Enclosure, Bellayarha, Co. Galway
Co. Galway |
Enclosures
In a field in Bellayarha, Co. Galway, there is a site that survives more as an idea than as a structure.
Labelled "Fort" on the Fair Plan, the historical mapping document used to record land divisions in nineteenth-century Ireland, it appears on the 1838 edition of the Ordnance Survey six-inch map as a small subcircular enclosure, roughly fifteen metres across on its northwest to southeast axis. That kind of enclosure, typically a raised earthen ringfort or its levelled remains, was once common across the Irish countryside, serving as a farmstead boundary in the early medieval period. This one, however, had already begun its quiet disappearance long before anyone thought to look closely.

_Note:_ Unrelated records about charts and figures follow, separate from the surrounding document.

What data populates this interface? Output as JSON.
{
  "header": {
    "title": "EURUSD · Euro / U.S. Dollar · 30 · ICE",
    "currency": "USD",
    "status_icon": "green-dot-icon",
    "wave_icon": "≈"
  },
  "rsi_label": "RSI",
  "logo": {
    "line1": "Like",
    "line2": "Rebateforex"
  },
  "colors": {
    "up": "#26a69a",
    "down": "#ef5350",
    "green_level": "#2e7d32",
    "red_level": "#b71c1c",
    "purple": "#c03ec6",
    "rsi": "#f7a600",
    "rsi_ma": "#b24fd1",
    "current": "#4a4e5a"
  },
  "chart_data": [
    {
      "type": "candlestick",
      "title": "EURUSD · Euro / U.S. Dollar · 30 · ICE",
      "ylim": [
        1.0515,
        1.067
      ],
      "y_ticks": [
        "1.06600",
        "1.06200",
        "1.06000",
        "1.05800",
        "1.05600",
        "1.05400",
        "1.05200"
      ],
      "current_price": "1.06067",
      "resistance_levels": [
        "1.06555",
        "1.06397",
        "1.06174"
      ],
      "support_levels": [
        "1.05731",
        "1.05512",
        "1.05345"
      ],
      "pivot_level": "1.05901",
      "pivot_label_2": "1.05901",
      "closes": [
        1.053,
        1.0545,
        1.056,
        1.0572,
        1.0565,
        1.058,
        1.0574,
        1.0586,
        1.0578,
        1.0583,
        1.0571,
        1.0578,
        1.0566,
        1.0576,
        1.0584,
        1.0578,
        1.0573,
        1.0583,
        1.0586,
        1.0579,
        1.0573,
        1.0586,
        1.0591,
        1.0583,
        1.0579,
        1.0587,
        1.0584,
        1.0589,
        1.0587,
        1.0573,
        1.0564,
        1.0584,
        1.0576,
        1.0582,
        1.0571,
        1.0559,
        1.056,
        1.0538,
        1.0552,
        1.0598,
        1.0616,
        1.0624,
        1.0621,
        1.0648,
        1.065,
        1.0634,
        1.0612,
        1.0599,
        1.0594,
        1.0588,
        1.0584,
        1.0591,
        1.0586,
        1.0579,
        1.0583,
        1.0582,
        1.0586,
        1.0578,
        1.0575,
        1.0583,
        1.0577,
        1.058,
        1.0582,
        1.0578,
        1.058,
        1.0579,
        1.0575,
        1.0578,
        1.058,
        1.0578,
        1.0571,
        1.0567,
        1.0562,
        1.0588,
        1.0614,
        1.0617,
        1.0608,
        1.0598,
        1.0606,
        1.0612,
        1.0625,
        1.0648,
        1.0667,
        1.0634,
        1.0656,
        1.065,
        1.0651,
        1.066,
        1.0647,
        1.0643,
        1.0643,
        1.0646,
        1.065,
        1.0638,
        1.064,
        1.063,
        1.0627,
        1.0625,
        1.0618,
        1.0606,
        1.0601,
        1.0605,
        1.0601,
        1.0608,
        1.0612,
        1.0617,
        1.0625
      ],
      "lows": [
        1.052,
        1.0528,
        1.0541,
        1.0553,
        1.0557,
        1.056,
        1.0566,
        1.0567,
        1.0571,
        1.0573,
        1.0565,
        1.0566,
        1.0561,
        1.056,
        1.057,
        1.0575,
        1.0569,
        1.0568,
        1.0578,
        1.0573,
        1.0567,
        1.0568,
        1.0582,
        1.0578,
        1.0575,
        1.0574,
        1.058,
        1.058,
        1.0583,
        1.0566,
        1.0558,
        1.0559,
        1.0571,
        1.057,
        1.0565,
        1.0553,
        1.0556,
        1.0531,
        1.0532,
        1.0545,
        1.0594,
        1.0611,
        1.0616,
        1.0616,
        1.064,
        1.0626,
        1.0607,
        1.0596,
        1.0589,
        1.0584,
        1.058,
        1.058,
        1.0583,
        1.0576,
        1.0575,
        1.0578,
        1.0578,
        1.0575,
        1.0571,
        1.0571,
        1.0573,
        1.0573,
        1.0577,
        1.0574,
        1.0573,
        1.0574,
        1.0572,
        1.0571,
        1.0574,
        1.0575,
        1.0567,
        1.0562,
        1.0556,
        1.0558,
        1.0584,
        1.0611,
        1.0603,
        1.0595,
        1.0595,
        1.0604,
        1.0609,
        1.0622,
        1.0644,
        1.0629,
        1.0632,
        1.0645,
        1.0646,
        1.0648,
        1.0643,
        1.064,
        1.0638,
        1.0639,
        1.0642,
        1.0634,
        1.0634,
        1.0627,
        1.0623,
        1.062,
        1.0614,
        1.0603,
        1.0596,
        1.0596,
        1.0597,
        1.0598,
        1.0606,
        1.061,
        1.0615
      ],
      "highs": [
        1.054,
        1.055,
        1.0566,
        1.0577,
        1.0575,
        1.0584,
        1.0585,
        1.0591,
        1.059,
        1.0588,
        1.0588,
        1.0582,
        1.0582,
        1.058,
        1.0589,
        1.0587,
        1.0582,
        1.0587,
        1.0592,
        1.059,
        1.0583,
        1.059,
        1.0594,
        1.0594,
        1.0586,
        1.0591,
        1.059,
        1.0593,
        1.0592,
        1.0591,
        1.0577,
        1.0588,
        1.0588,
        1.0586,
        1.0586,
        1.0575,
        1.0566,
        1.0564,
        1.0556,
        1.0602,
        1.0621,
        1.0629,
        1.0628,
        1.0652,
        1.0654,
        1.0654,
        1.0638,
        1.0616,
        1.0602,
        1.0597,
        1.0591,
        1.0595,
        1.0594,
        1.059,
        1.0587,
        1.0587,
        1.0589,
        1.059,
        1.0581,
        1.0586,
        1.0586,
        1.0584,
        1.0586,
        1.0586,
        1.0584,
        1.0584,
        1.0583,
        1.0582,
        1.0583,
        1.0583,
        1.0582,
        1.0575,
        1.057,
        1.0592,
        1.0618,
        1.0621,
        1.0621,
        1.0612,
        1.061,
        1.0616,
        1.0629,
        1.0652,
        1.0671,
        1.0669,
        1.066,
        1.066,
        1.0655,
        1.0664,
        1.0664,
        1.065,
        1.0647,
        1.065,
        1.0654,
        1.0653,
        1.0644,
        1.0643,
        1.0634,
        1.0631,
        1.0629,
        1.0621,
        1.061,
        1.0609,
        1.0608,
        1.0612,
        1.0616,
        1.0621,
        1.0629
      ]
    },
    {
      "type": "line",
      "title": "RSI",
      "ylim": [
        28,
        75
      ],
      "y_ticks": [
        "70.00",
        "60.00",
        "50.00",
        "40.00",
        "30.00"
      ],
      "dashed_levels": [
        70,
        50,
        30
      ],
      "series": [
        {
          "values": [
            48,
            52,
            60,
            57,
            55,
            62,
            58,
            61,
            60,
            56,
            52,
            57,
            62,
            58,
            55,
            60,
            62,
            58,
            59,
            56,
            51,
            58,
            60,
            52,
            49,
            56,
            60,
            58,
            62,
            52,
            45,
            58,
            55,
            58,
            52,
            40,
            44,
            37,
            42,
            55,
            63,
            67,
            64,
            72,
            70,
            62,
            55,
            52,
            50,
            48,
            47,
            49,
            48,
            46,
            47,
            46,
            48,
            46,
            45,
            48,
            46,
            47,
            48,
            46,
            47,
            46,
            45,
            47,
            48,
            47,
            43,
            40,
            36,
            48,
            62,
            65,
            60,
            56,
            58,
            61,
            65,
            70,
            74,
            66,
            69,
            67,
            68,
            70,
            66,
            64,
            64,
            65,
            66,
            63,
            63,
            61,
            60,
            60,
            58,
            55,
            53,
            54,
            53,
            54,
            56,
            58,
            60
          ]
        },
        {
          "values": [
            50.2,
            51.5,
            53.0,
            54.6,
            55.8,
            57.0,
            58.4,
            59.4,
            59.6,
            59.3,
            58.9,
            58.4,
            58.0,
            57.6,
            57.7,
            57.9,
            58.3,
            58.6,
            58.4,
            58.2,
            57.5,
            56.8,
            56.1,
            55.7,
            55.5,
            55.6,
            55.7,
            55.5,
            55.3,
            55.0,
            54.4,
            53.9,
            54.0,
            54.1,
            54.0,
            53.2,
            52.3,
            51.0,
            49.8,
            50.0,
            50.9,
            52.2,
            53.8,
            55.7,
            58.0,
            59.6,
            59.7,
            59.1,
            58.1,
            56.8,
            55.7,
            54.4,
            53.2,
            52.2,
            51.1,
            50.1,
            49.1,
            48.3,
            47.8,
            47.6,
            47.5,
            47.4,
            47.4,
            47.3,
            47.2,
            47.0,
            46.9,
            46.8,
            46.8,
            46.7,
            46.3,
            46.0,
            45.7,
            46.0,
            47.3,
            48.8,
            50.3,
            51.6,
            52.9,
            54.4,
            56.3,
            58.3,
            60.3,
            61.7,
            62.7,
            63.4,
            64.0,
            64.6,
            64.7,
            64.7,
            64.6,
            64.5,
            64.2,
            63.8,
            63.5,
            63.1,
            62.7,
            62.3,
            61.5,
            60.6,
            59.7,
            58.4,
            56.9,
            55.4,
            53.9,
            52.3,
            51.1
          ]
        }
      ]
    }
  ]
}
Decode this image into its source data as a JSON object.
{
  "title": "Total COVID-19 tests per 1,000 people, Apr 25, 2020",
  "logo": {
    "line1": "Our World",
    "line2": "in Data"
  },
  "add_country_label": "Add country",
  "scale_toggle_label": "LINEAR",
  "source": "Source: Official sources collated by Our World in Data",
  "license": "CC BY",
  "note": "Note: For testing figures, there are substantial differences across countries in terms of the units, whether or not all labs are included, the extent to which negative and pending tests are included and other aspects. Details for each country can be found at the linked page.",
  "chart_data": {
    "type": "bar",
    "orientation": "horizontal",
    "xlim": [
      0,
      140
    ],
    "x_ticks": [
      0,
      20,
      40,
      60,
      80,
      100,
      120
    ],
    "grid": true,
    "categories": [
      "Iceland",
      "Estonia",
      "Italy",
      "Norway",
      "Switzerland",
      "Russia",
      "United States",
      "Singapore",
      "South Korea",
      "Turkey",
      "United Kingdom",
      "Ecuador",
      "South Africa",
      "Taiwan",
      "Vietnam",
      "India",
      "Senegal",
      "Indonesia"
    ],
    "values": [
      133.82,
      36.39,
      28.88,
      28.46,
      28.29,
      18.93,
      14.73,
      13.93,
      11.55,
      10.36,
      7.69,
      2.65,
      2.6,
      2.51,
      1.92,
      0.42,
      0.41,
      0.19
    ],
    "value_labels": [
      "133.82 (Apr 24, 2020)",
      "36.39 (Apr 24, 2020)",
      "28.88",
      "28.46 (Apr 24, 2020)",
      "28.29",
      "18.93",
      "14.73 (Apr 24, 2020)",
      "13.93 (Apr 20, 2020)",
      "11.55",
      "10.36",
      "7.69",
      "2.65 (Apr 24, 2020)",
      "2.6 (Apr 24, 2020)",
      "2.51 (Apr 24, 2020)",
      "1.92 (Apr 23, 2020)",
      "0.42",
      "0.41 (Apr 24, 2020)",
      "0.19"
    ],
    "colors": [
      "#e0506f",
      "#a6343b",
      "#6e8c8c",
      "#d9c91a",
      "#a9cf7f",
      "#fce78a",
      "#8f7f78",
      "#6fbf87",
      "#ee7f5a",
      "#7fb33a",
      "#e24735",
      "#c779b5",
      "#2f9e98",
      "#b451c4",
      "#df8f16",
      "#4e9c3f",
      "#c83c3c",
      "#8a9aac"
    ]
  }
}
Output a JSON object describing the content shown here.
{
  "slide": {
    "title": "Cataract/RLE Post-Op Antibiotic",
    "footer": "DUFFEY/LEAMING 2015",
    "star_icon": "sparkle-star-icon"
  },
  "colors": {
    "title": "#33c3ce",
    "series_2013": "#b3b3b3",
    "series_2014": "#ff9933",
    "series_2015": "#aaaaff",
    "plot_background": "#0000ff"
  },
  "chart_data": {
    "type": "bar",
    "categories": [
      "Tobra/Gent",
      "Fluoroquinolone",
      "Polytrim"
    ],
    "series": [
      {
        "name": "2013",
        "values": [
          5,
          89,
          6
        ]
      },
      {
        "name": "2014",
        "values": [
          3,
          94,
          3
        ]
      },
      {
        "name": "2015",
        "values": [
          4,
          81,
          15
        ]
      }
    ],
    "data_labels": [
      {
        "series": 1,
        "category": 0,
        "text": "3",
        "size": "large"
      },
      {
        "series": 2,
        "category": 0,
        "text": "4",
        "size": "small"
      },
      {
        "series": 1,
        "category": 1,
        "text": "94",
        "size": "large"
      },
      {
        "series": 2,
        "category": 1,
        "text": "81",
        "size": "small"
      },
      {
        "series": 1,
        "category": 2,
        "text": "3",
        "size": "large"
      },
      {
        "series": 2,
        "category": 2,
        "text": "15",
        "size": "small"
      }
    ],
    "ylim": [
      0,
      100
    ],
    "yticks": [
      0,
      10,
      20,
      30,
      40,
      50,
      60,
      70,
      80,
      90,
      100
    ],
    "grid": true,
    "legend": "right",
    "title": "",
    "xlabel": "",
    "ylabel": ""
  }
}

By the time an inspection was carried out in July 1984, the enclosure itself had gone. What remained was a wide fosse, a ditch that would originally have run around the perimeter of the structure, curving from west to north to southeast and measuring around ten metres across. The road running northwest to southeast had clipped the site, cutting across it from west to south and removing whatever once stood in its path. A field boundary running roughly north to south had bisected what was left, splitting the fosse and making the original form of the site difficult to read. Aerial imagery from 2019 shows that this later field boundary has since been removed, which at least restores a clearer view of the surviving earthwork from above, even if the ground itself holds only a fraction of what was once there.